Thomas Paine proposed in his “Rights of Man,” a pamphlet that claimed political revolution was permissible when a government did not safeguard the natural rights of its people. Paine stated:
“They learn it from the governments they live under, and retaliate the punishments they have been accustomed to behold. … It may perhaps be said, that it signifies nothing to a man what is done to him after he is dead; but it means much to the living; it either tortures their feelings or hardens their heart; and in either case, it instructs them how to punish when power falls into their hands.

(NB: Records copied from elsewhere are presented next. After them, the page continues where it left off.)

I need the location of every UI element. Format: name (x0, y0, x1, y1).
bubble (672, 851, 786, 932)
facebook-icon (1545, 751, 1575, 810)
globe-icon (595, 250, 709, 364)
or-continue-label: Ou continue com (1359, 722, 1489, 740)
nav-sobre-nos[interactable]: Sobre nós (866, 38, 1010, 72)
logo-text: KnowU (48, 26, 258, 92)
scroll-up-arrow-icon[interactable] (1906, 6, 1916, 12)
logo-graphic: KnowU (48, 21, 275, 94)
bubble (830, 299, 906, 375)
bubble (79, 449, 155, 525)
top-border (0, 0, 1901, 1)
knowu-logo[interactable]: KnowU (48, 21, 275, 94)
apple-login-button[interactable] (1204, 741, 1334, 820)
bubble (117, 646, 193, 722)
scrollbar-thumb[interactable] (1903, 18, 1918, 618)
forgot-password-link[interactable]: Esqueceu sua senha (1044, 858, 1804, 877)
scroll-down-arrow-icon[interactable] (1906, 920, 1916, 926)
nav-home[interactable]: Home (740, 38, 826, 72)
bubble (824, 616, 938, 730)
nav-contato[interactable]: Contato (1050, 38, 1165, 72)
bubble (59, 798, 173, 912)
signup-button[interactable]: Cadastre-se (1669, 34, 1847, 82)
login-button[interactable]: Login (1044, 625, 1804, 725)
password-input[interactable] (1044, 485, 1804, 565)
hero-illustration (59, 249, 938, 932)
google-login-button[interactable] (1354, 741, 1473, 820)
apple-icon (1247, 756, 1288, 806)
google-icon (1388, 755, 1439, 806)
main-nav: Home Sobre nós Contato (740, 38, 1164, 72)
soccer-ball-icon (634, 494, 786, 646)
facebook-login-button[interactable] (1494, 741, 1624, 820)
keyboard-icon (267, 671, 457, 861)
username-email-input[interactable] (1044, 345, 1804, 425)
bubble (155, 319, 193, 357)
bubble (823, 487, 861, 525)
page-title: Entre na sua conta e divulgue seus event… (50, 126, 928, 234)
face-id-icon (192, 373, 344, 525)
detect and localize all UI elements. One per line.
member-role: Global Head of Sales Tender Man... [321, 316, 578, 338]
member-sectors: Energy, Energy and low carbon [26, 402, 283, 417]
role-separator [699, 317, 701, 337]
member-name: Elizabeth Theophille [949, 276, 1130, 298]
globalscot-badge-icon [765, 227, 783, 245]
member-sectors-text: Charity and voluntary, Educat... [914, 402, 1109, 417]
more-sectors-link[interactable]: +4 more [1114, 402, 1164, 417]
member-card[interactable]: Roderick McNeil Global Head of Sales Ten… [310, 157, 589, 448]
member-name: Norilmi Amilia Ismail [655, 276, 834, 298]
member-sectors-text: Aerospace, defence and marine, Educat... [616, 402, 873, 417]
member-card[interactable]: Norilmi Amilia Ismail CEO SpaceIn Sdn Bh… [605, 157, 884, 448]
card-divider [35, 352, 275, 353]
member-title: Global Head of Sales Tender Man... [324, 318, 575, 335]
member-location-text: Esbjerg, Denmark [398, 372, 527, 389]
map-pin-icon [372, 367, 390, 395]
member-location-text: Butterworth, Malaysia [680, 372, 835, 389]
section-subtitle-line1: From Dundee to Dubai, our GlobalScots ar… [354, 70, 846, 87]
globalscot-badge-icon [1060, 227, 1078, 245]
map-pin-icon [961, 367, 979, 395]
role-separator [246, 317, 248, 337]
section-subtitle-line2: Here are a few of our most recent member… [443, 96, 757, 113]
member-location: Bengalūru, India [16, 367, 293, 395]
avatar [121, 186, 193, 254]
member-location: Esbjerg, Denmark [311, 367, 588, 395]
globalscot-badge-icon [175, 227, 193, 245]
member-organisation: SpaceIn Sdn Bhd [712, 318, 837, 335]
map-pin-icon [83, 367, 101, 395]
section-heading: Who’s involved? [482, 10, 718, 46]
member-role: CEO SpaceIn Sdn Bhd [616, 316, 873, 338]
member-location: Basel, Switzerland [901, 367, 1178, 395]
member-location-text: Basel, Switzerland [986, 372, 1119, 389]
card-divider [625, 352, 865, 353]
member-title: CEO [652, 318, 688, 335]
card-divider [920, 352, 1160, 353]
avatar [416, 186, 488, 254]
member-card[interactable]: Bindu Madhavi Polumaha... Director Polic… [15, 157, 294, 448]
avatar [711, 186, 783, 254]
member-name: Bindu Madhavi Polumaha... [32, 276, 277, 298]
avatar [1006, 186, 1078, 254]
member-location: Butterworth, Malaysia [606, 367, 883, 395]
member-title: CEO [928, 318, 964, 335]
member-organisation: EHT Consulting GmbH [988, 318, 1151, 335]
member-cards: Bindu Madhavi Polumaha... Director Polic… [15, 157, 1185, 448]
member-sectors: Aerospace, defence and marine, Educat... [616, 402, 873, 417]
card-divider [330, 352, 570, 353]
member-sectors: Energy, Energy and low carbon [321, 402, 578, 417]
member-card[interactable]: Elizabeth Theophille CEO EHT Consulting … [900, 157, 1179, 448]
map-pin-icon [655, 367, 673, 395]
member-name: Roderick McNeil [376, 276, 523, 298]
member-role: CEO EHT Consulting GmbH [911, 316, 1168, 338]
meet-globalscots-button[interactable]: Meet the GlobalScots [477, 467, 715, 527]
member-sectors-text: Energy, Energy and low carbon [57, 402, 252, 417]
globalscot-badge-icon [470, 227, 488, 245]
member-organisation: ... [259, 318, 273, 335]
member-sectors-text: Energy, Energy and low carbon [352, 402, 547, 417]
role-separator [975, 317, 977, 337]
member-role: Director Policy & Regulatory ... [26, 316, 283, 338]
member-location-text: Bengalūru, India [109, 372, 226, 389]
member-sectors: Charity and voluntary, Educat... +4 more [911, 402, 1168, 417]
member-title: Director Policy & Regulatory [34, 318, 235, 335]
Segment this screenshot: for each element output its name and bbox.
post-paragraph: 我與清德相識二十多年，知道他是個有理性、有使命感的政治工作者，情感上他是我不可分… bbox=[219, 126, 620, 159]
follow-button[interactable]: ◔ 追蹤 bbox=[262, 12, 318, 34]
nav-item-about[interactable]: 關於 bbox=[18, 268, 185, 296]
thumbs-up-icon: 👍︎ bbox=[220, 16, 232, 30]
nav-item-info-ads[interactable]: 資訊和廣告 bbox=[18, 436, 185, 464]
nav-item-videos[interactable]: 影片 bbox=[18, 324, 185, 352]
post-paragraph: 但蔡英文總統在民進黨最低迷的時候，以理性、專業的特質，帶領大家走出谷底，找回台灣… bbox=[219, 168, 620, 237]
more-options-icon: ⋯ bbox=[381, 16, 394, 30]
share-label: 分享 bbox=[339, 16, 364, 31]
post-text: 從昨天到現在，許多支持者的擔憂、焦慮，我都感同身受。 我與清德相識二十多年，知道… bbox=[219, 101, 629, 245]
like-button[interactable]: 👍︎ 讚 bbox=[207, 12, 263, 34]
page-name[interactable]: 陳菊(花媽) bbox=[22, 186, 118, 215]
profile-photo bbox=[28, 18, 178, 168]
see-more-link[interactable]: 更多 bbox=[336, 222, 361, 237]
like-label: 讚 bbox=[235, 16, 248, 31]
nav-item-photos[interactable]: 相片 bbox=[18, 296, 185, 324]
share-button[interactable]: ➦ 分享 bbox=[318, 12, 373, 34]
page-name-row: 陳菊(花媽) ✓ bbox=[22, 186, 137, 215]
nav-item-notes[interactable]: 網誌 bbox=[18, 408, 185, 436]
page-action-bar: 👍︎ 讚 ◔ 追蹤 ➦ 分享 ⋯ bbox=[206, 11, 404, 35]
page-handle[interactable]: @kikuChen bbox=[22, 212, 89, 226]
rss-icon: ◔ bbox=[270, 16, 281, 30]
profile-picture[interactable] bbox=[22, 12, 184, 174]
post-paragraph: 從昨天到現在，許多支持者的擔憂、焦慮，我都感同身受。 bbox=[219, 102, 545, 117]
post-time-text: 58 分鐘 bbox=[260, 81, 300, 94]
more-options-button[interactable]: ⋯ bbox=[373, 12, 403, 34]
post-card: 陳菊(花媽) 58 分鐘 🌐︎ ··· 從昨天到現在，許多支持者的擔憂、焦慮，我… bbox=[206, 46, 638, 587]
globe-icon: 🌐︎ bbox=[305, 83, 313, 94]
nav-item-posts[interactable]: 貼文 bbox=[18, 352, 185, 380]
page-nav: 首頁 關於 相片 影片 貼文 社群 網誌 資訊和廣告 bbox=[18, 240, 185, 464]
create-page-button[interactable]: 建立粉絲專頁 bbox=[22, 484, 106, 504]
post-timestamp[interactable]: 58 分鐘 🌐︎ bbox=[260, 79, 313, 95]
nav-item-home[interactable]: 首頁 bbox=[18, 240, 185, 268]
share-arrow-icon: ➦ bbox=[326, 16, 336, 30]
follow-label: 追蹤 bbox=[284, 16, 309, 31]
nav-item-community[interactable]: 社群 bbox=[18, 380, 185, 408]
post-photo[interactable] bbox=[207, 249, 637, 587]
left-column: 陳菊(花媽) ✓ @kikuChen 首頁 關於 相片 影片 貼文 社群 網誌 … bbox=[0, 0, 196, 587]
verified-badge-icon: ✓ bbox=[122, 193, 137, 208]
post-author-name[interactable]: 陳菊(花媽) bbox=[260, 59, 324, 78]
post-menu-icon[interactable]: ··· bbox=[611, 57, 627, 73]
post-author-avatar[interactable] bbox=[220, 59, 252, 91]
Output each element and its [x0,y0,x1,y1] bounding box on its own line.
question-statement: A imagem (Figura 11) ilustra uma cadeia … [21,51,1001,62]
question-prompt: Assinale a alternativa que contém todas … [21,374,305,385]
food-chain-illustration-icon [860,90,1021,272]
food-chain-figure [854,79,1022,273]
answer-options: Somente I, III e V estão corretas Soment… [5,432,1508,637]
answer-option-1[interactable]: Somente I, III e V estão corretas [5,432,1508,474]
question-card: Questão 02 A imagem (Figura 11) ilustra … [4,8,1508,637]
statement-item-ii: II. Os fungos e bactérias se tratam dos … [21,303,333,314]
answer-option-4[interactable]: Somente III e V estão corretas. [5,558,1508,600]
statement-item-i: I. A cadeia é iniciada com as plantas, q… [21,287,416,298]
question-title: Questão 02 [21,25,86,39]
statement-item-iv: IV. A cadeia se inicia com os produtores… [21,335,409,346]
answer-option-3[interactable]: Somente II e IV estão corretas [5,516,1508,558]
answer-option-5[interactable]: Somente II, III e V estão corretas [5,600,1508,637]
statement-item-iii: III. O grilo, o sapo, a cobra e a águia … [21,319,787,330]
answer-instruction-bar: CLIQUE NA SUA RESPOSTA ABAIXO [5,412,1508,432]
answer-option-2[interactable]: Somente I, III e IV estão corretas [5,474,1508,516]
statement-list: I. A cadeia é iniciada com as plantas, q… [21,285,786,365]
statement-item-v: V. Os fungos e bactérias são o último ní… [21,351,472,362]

Thomas Paine (1736/7-1809) was an English-born American political activist, philosopher, political theorist, and revolutionary. He authored Common Sense (1776) and The American Crisis (1776–1783), two of the most influential pamphlets at the start of the American Revolution, and helped inspire the Patriots in 1776 to declare independence from Great Britain. His ideas reflected Enlightenment-era ideals of transnational human rights.
Born in Thetford, Norfolk, Paine emigrated to the British American colonies in 1774 with the help of Benjamin Franklin, arriving just in time to participate in the American Revolution. Virtually every rebel read (or listened to a reading of) his 47-page pamphlet Common Sense , proportionally the all-time best-selling American title, which catalyzed the rebellious demand for independence from Great Britain. The American Crisis was a pro-revolutionary pamphlet series.
Paine lived in France for most of the 1790s, becoming deeply involved in the French Revolution. While in England, he wrote Rights of Man (1791), in part a defense of the French Revolution against its critics. His attacks on Anglo-Irish conservative writer Edmund Burke led to a trial and conviction in absentia in England in 1792 for the crime of seditious libel.
The British government of William Pitt the Younger, worried by the possibility that the French Revolution might spread to Britain, had begun suppressing works that espoused radical philosophies. Paine’s work, which advocated the right of the people to overthrow their government, was duly targeted, with a writ for his arrest issued in early 1792. Paine fled to France in September where, despite not being able to speak French, he was quickly elected to the French National Convention. The Girondins regarded him as an ally; consequently, the Montagnards, especially Maximilien Robespierre, regarded him as an enemy.
In December 1793, he was arrested and taken to Luxembourg Prison in Paris. While in prison, he continued to work on The Age of Reason (1793–1794). James Monroe, a future President of the United States, used his diplomatic connections to get Paine released in November 1794. Paine became notorious because of his pamphlets and attacks on his former allies, who he felt had betrayed him. In The Age of Reason and other writings he advocated Deism, promoted reason and freethought, and argued against institutionalized religions in general and the Christian doctrine in particular. In 1796, he published a bitter open letter to George Washington, whom he denounced as an incompetent general and a hypocrite. He published the pamphlet Agrarian Justice (1797), discussing the origins of property and introduced the concept of a guaranteed minimum income through a one-time inheritance tax on landowners. In 1802, he returned to the US When he died on June 8, 1809, only six people attended his funeral, as he had been ostracized for his ridicule of Christianity and attacks on the nation’s leaders.